« La part inflammatoire de l’athérosclérose est reconnue depuis longtemps et l’idée d’utiliser des molécules à visée anti-inflammatoire dans la maladie coronaire n’est pas nouvelle », rappelle le Pr François Roubille. Le concept a été validé par les résultats positifs de l’étude CANTOS, premier grand essai prospectif du genre, qui avait souligné les bénéfices cardiovasculaires du canakinumab, un anti-IL1, chez des patients coronariens stables. Le coût élevé du traitement et la survenue d’effets indésirables graves, à type de sepsis, ont conduit à ne pas poursuivre le développement de cet anticorps monoclonal en cardiologie.
C’est sur la base de ce même concept que des essais ont été menés avec la colchicine, vieux médicament doué d’effets pléiotropes sur l’inflammation, peu onéreux et dont le profil de tolérance est bien connu. La colchicine cible en particulier le polynucléaire, impliqué dans la déstabilisation de la plaque, et joue aussi un rôle, via son action régulatrice de l’IL-1, sur l’inflammasome NLRP3.

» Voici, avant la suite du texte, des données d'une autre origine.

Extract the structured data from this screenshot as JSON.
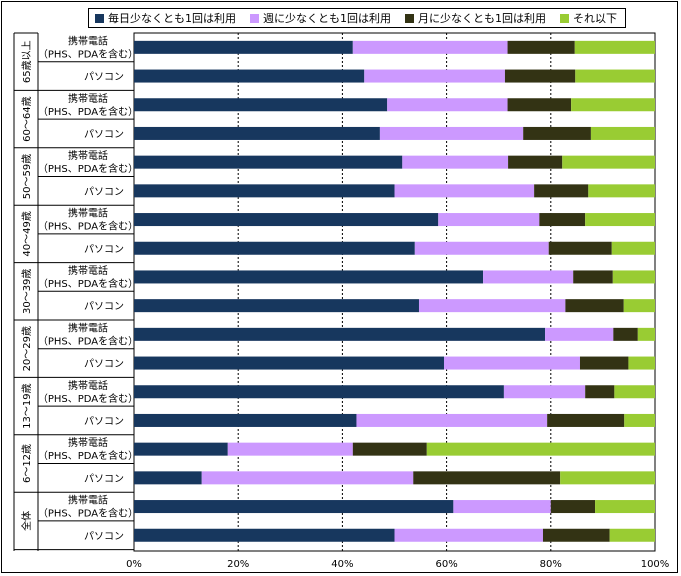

Après un infarctus du myocarde
Une première étude, COLCOT, a démontré les bénéfices de la colchicine à faible dose (0,5 mg/jour) sur une cohorte de plus de 4 700 patients randomisés dans les 30 jours suivant un infarctus du myocarde. Après un suivi moyen de 23 mois, le critère primaire (décès cardiovasculaires, arrêts cardiaques ressuscités, infarctus du myocarde, accidents vasculaires cérébraux et réhospitalisations urgentes pour angor nécessitant une revascularisation) était réduit de 23 % comparativement au groupe placebo. Cette réduction était d’autant plus marquée que le traitement par colchicine avait été initié tôt, dans les trois jours après le syndrome coronaire aigu. La tolérance était globalement bonne, avec juste un signal sur un risque accru de pneumonies non graves.
Chez des patients stables
Puis, l’an dernier, l’étude LoDoCo2, menée sur une cohorte de plus de 5 500 patients ayant une maladie coronaire chronique, est venue compléter ces résultats. Au terme d’un suivi moyen de 28 mois, elle montre une réduction de 31 % du critère primaire, associant décès cardiovasculaires, infarctus du myocarde, accidents vasculaires cérébraux ischémiques et revascularisation.
Au niveau de la tolérance, aucune différence notable, par rapport au placebo, n'était constatée concernant les hospitalisations pour infection ou pneumonie. Mais un risque accru de décès non cardiovasculaires était rapporté chez les patients ayant reçu la colchicine, sans explication évidente.
Une controverse
Fin 2020, la publication des résultats de l’étude COPS est venue alimenter le débat. Cet essai australien a inclus moins de 800 patients avec un syndrome coronaire aigu, suivis pendant 12 mois. Il a mis en évidence une réduction, non significative, de 35 % des événements du critère primaire combiné et un nombre plus élevé de décès non cardiovasculaires dans le groupe colchicine, comparativement au placebo (8 versus 1). « Des résultats qui sont à interpréter avec recul, compte tenu du faible nombre d’événements cardiovasculaires survenus au cours du suivi (62 contre 752 dans COLCOT et LoDoCo2) et a contrario du nombre élevé de perdus de vue », estime le Pr Roubille.
« Les recommandations de l’ESC n’ont pas pris en compte les données de COLCOT, ni de LoDoCo2. On attend désormais la position des sociétés savantes américaines, ACC et AHA », poursuit le Pr Roubille, signataire il y a quelques mois d’un éditorial analysant les résultats de ces trois études dans Circulation (1). La colchicine ne devrait pas avoir d’autorisation de mise sur le marché, faute de dépôt de dossier dans cette indication. Cependant, elle peut rendre des services pour réduire le risque résiduel chez certains patients, en particulier ceux ayant un profil micro-inflammatoire, des événements récidivants ou cumulant des facteurs de risque. D’autres études sont en cours, notamment pour évaluer l’impact de la colchicine sur la taille de l’infarctus ou en prévention secondaire des accidents vasculaires cérébraux.
D’après un entretien avec le Pr François Roubille, Montpellier.